Terdakwa utama, Dhonnie Sartika alias Doni Bin Yurnalis (44), kini bersiap menghadapi persidangan kelimanya di Pengadilan Negeri (PN) Natuna yang dijadwalkan pada Kamis, 9 Juli 2026 mendatang.
Sidang yang akan digelar di Ruang Sidang Cakra PN Natuna ini menjadi babak krusial karena mengendapkan agenda pembuktian tambahan dari Jaksa Penuntut Umum (JPU).
JPU dijadwalkan menghadirkan saksi kunci dari petugas kepolisian yang melakukan penangkapan langsung terhadap terdakwa.
Melihat kembali ke belakang, pelarian pria asal Batu Ampar, Ranai Kota ini terbilang dramatis, dimulai dari aksi nekat ala film laga hingga penangkapan di tengah jalur pelayaran interinsuler laut Natuna.

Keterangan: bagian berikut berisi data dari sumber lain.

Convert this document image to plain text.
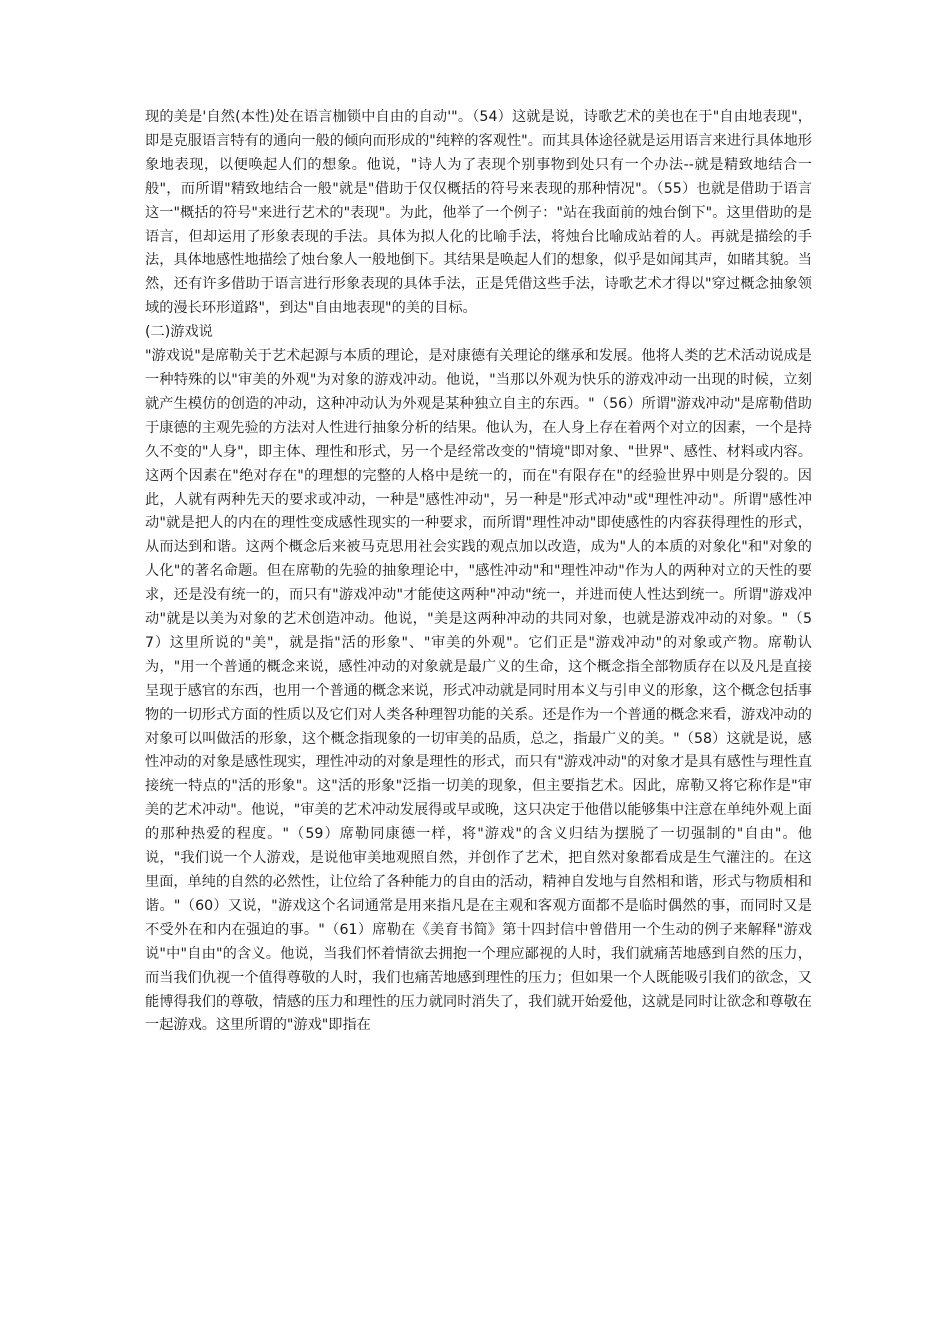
现的美是'自然(本性)处在语言枷锁中自由的自动'"。（54）这就是说，诗歌艺术的美也在于"自由地表现"，即是克服语言特有的通向一般的倾向而形成的"纯粹的客观性"。而其具体途径就是运用语言来进行具体地形象地表现，以便唤起人们的想象。他说，"诗人为了表现个别事物到处只有一个办法--就是精致地结合一般"，而所谓"精致地结合一般"就是"借助于仅仅概括的符号来表现的那种情况"。（55）也就是借助于语言这一"概括的符号"来进行艺术的"表现"。为此，他举了一个例子："站在我面前的烛台倒下"。这里借助的是语言，但却运用了形象表现的手法。具体为拟人化的比喻手法，将烛台比喻成站着的人。再就是描绘的手法，具体地感性地描绘了烛台象人一般地倒下。其结果是唤起人们的想象，似乎是如闻其声，如睹其貌。当然，还有许多借助于语言进行形象表现的具体手法，正是凭借这些手法，诗歌艺术才得以"穿过概念抽象领域的漫长环形道路"，到达"自由地表现"的美的目标。

(二)游戏说

"游戏说"是席勒关于艺术起源与本质的理论，是对康德有关理论的继承和发展。他将人类的艺术活动说成是一种特殊的以"审美的外观"为对象的游戏冲动。他说，"当那以外观为快乐的游戏冲动一出现的时候，立刻就产生模仿的创造的冲动，这种冲动认为外观是某种独立自主的东西。"（56）所谓"游戏冲动"是席勒借助于康德的主观先验的方法对人性进行抽象分析的结果。他认为，在人身上存在着两个对立的因素，一个是持久不变的"人身"，即主体、理性和形式，另一个是经常改变的"情境"即对象、"世界"、感性、材料或内容。这两个因素在"绝对存在"的理想的完整的人格中是统一的，而在"有限存在"的经验世界中则是分裂的。因此，人就有两种先天的要求或冲动，一种是"感性冲动"，另一种是"形式冲动"或"理性冲动"。所谓"感性冲动"就是把人的内在的理性变成感性现实的一种要求，而所谓"理性冲动"即使感性的内容获得理性的形式，从而达到和谐。这两个概念后来被马克思用社会实践的观点加以改造，成为"人的本质的对象化"和"对象的人化"的著名命题。但在席勒的先验的抽象理论中，"感性冲动"和"理性冲动"作为人的两种对立的天性的要求，还是没有统一的，而只有"游戏冲动"才能使这两种"冲动"统一，并进而使人性达到统一。所谓"游戏冲动"就是以美为对象的艺术创造冲动。他说，"美是这两种冲动的共同对象，也就是游戏冲动的对象。"（57）这里所说的"美"，就是指"活的形象"、"审美的外观"。它们正是"游戏冲动"的对象或产物。席勒认为，"用一个普通的概念来说，感性冲动的对象就是最广义的生命，这个概念指全部物质存在以及凡是直接呈现于感官的东西，也用一个普通的概念来说，形式冲动就是同时用本义与引申义的形象，这个概念包括事物的一切形式方面的性质以及它们对人类各种理智功能的关系。还是作为一个普通的概念来看，游戏冲动的对象可以叫做活的形象，这个概念指现象的一切审美的品质，总之，指最广义的美。"（58）这就是说，感性冲动的对象是感性现实，理性冲动的对象是理性的形式，而只有"游戏冲动"的对象才是具有感性与理性直接统一特点的"活的形象"。这"活的形象"泛指一切美的现象，但主要指艺术。因此，席勒又将它称作是"审美的艺术冲动"。他说，"审美的艺术冲动发展得或早或晚，这只决定于他借以能够集中注意在单纯外观上面的那种热爱的程度。"（59）席勒同康德一样，将"游戏"的含义归结为摆脱了一切强制的"自由"。他说，"我们说一个人游戏，是说他审美地观照自然，并创作了艺术，把自然对象都看成是生气灌注的。在这里面，单纯的自然的必然性，让位给了各种能力的自由的活动，精神自发地与自然相和谐，形式与物质相和谐。"（60）又说，"游戏这个名词通常是用来指凡是在主观和客观方面都不是临时偶然的事，而同时又是不受外在和内在强迫的事。"（61）席勒在《美育书简》第十四封信中曾借用一个生动的例子来解释"游戏说"中"自由"的含义。他说，当我们怀着情欲去拥抱一个理应鄙视的人时，我们就痛苦地感到自然的压力，而当我们仇视一个值得尊敬的人时，我们也痛苦地感到理性的压力；但如果一个人既能吸引我们的欲念，又能博得我们的尊敬，情感的压力和理性的压力就同时消失了，我们就开始爱他，这就是同时让欲念和尊敬在一起游戏。这里所谓的"游戏"即指在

2 Maret 2026: Aksi Teatrikal Memanjat Baliho 4 Meter
Berdasarkan Surat Dakwaan Nomor Perkara: Reg. Perkara.PDM-23/RNI/04/2026, petualangan kriminal Dhonnie Sartika dimulai pada Senin subuh, 2 Maret 2026, sekira pukul 04.20 WIB.

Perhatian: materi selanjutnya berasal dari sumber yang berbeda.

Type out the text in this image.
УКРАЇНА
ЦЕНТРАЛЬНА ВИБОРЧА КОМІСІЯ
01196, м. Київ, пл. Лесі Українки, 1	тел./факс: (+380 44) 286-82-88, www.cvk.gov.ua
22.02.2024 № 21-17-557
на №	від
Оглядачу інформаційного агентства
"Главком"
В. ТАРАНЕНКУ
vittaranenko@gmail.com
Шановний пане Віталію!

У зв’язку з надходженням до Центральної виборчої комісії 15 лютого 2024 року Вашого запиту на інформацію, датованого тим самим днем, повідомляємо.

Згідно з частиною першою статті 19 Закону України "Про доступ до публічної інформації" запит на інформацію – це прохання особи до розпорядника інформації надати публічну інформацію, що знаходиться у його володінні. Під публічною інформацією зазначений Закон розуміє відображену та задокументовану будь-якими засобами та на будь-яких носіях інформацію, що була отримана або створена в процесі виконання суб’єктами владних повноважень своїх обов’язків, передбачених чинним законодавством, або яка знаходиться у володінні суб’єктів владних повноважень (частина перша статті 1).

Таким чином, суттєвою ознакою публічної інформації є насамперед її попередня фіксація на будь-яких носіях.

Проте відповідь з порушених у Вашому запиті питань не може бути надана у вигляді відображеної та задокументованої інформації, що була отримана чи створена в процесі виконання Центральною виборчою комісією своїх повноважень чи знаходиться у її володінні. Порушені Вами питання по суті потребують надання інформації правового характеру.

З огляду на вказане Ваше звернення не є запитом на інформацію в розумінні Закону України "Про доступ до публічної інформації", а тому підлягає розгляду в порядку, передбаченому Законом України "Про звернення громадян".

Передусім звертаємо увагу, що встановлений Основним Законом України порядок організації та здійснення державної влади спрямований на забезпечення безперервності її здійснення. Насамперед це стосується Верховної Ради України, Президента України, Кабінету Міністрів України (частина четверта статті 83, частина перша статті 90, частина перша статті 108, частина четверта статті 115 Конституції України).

Dengan persiapan matang berupa sebatang linggis, penutup wajah (sebo), dan sarung tangan, Doni mengendarai sepeda motor Yamaha Mio Sporty hitam menuju targetnya: Toko Mas Safari milik korban Ahmad Sapuari di Jalan Datuk Kaya Wan Mohd. Rasyid, Ranai.